Haystack

This is actually old news; Haystack was shut down permanently about two weeks ago, shortly after I read about it. However, this has been nagging me ever since, so I’ll write it down anyway, just to get it out of my head.

The thing that struck me the most about the articles I read about Haystack is that, although some people have questioned the strength of its crypto, no-one pointed out what seems obvious to me:

Haystack cannot possibly work, for reasons which have little to do with cryptography.

I am not an expert, and my knowledge of Haystack is limited to what Jillian York, Evgeny Morozov and a few others have written. I would have been interested to see what Bruce Schneier made of it, but all he’s said is basically “I don’t know enough about it to comment, but go read what Jillian York and Evgeny Morozov have to say about it”. Still, here is a brief summary of my thoughts about Haystack.

[If you’re not already familiar with the basics of cryptography and infosec, I recommend reading Neal Stephenson‘s novel Cryptonomicon, which is a highly entertaining way to learn about them. If you have a copy of Dan Brown’s Digital Fortress, or any novels by Tom Clancy, John Grisham etc. that mention the use of cryptography, burn them; they’re not just inaccurate, they’re pure fantasy and describe systems which are either trivially breakable or provably impossible.]
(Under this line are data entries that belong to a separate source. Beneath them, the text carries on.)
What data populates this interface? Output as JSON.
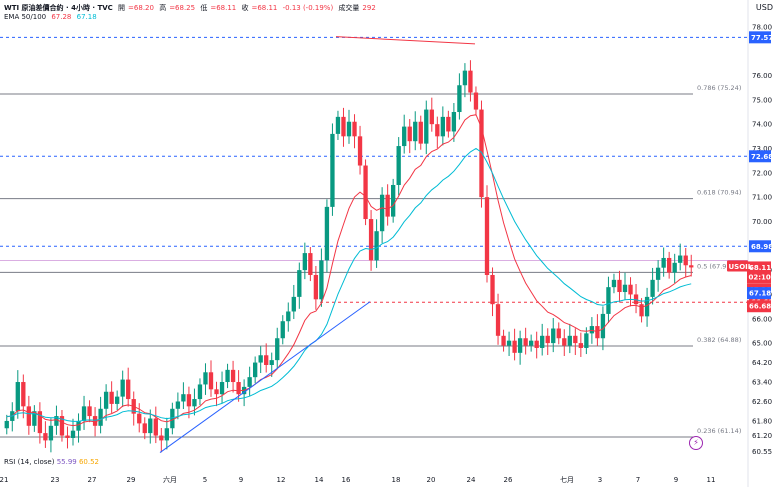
{
  "legend": {
    "title": "WTI 原油差價合約 · 4小時 · TVC",
    "o_label": "開",
    "o_value": "=68.20",
    "h_label": "高",
    "h_value": "=68.25",
    "l_label": "低",
    "l_value": "=68.11",
    "c_label": "收",
    "c_value": "=68.11",
    "change": "-0.13 (-0.19%)",
    "vol_label": "成交量",
    "vol_value": "292",
    "ema_label": "EMA 50/100",
    "ema50": "67.28",
    "ema100": "67.18"
  },
  "rsi": {
    "label": "RSI (14, close)",
    "v1": "55.99",
    "v2": "60.52"
  },
  "currency": "USD",
  "ticker": "USOIL",
  "flash_icon": "lightning-icon",
  "chart_data": {
    "type": "candlestick",
    "y_ticks": [
      "78.00",
      "76.00",
      "75.00",
      "74.00",
      "73.00",
      "72.00",
      "71.00",
      "70.00",
      "69.00",
      "68.00",
      "67.00",
      "66.00",
      "65.00",
      "64.20",
      "63.40",
      "62.60",
      "61.80",
      "61.20",
      "60.55"
    ],
    "x_ticks": [
      "21",
      "23",
      "27",
      "29",
      "六月",
      "5",
      "9",
      "12",
      "14",
      "16",
      "18",
      "20",
      "24",
      "26",
      "七月",
      "3",
      "7",
      "9",
      "11"
    ],
    "ylim": [
      60.4,
      78.2
    ],
    "fib_levels": [
      {
        "label": "0.786 (75.24)",
        "value": 75.24
      },
      {
        "label": "0.618 (70.94)",
        "value": 70.94
      },
      {
        "label": "0.5 (67.91)",
        "value": 67.91
      },
      {
        "label": "0.382 (64.88)",
        "value": 64.88
      },
      {
        "label": "0.236 (61.14)",
        "value": 61.14
      }
    ],
    "dashed_levels": [
      {
        "value": 77.57,
        "label": "77.57",
        "color": "#2962ff"
      },
      {
        "value": 72.68,
        "label": "72.68",
        "color": "#2962ff"
      },
      {
        "value": 68.98,
        "label": "68.98",
        "color": "#2962ff"
      },
      {
        "value": 66.68,
        "label": "66.68",
        "color": "#f23645"
      }
    ],
    "price_badges": [
      {
        "value": 68.11,
        "label": "68.11",
        "sub": "02:10:48",
        "color": "#f23645"
      },
      {
        "value": 67.28,
        "label": "67.28",
        "color": "#f23645"
      },
      {
        "value": 67.18,
        "label": "67.18",
        "color": "#2962ff"
      },
      {
        "value": 66.68,
        "label": "66.68",
        "color": "#f23645"
      }
    ],
    "closes": [
      61.8,
      62.2,
      63.4,
      62.4,
      61.6,
      62.2,
      61.3,
      61.0,
      61.6,
      62.0,
      61.2,
      61.1,
      61.4,
      61.8,
      62.4,
      62.0,
      61.6,
      62.3,
      63.0,
      62.5,
      62.8,
      63.5,
      62.7,
      62.1,
      61.7,
      61.3,
      61.9,
      61.2,
      61.0,
      61.5,
      62.3,
      62.6,
      62.9,
      62.4,
      62.7,
      63.3,
      63.8,
      63.1,
      62.9,
      63.4,
      63.9,
      63.4,
      62.9,
      63.2,
      63.6,
      64.2,
      64.5,
      64.1,
      64.3,
      65.2,
      65.9,
      66.3,
      66.9,
      68.0,
      68.7,
      67.8,
      66.8,
      68.4,
      70.6,
      73.6,
      74.3,
      73.5,
      74.1,
      73.5,
      72.3,
      70.1,
      68.4,
      69.6,
      71.1,
      70.2,
      71.5,
      73.1,
      73.9,
      73.3,
      74.1,
      73.2,
      74.6,
      74.0,
      73.5,
      74.3,
      73.7,
      74.5,
      75.6,
      76.2,
      75.3,
      74.6,
      71.0,
      67.8,
      66.6,
      65.3,
      64.9,
      65.1,
      64.6,
      65.2,
      64.9,
      65.1,
      64.8,
      65.3,
      65.0,
      65.6,
      65.2,
      64.9,
      65.3,
      65.0,
      64.8,
      65.4,
      65.7,
      65.2,
      66.2,
      67.3,
      67.6,
      67.1,
      67.4,
      67.0,
      66.6,
      66.1,
      66.9,
      67.6,
      68.1,
      68.5,
      67.9,
      68.3,
      68.6,
      68.2,
      68.11
    ],
    "series": [
      {
        "name": "EMA 50",
        "color": "#f23645"
      },
      {
        "name": "EMA 100",
        "color": "#00bcd4"
      }
    ]
  }
}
First, my personal opinion of Heap et al. is that they are essentially clueless. Although I can’t find a direct quote, I recall that Bruce Schneier once said that he regretted writing his seminal work, Applied Cryptography because it gave people who do not understand information security the idea that it was just a small matter of programming. That’s exactly what I think of Heap. Perhaps he’s even read Applied Cryptography.
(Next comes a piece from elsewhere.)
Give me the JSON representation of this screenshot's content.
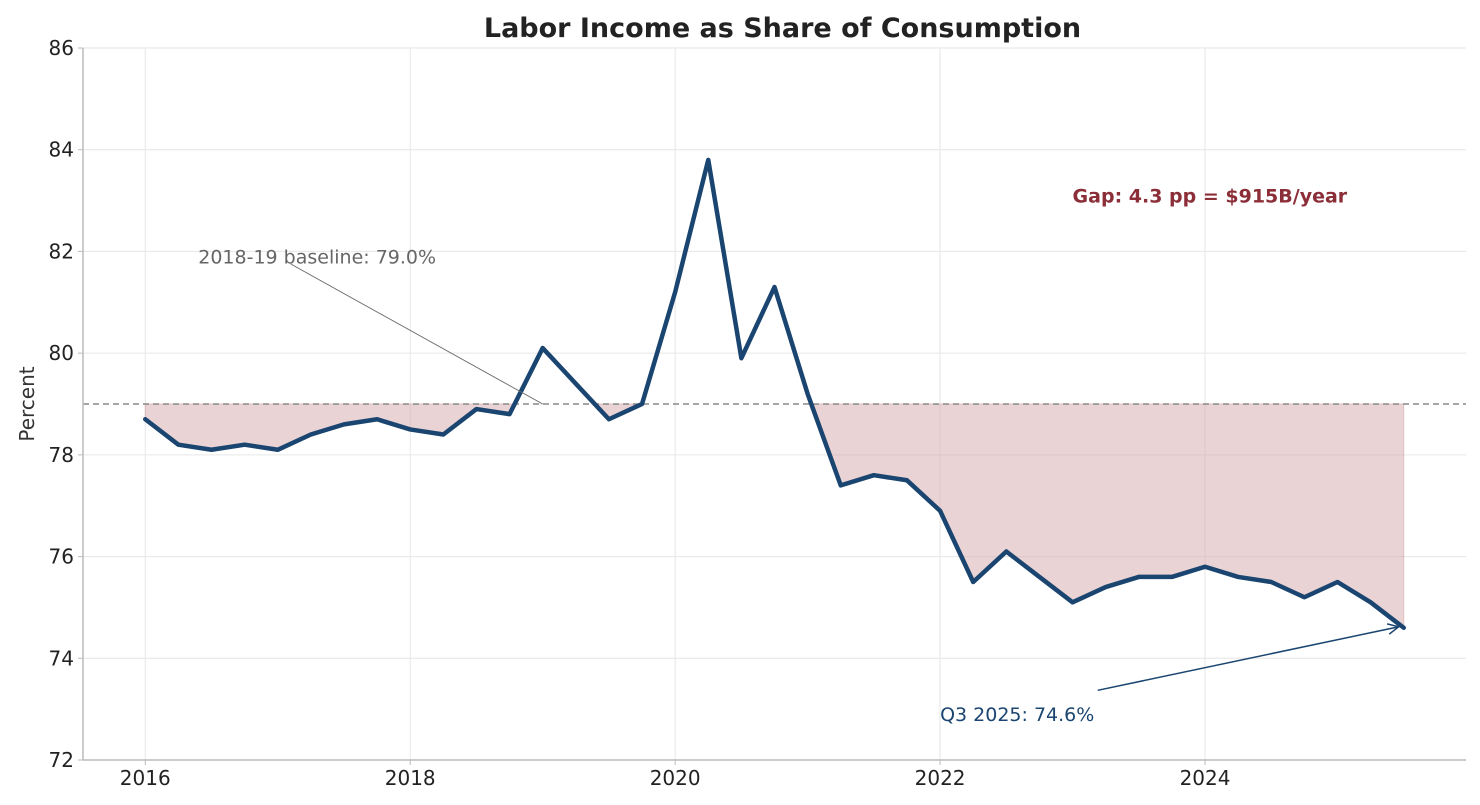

Haystack is supposedly based on steganography. Steganography works just fine under the right circumstances, but it is a very low-bandwidth communication channel. To successfully hide a message, you need a lot of covertext; or, to put it in other terms, to successfully hide a needle, you need a haystack. That’s fine when the message you’re transmitting is short (e.g. “BEGIN ATTACK ON PEARL HARBOR AT 06:00 TOMORROW” or a tweet), but not when it is, say, a Skype conversation. Let’s use the photo on Jillian York’s blog as a unit of measure; call it a jill. A single second of compressed audio might require two or three jills, at the very least. A copy of this blog post, with all the HTML and CSS frills: around ten or twenty jills. A copy of Haystack: several kilojills (I’m guessing, since I don’t have a copy of Haystack, but my guess is in the low end of the range for a program of that complexity).

Think about it: a typical residential broadband connection in the US or Western Europe can transfer about one jill per second. What kind of bandwidth do these Iranian dissidents have available? I don’t know, but my guess is: a lot less. If Haystack’s steganography is effective, it can not handle a Skype conversation, even a voice-only one.

Furthermore, a Skype client transmits about as much as it receives, while a typical web session transmits very little data and receives a lot. A typical web browser will transmit about two millijills to request a copy of your photo; that’s a 1:500 ratio. Even if a Haystack user has enough bandwidth to carry on a Skype conversation, it would stick out like a sore thumb.

(How the hell did they expect to generate all that innocuous traffic, by the way? I won’t even speculate.)

This brings me to my next argument. Haystack seems to be based on the assumption that Iranian censors aren’t looking for it, or anything else like it. This is infosec fallacy #1: that security is a product, something you can buy and install and you’re good. It’s not. Security is a process, and a continuous process at that. The opposition will adapt, so you must too.

Heap allegedly had a copy of the operating manual for Iran’s internet filter; if so, Haystack was presumably designed to circumvent what that document described. I wonder if it ever occurred to them to question the document’s authenticity, accuracy and completeness.

Haystack has been so widely publicized that if it had gone into production, so to speak, Iranian authorities would most definitely have started looking for it. Actually, if their techs and spooks are any good, they’re already looking—not for Haystack in particular, not even for that type of tool in general, but for suspicious-looking communication patterns. This is called traffic analysis. It doesn’t matter if they can’t figure out what’s being said; I get the impression that they’re not hampered by western notions of due process of law, so anyone who generates suspicious traffic patterns might just disappear, and reappear a few days later with a lot of bruises and a few teeth missing, or simply never reappear at all.

Finally, and most importantly… For Haystack to work, it needs to talk to a proxy server outside Iran that handles encryption and decryption. If Iranian authorities did decide to go after Haystack users in particular, they could simply obtain a copy of the software, pass bogus traffic through it so as to identify Haystack servers, and look for Iranian IPs talking to the same servers. It doesn’t matter if Haystack keeps jumping from one server to another; they have a copy of the exact same software, so they can collect a complete list.

The authors of Haystack should have realized this within five minutes of dreaming it up.

Haystack never had a snowball’s chance in hell.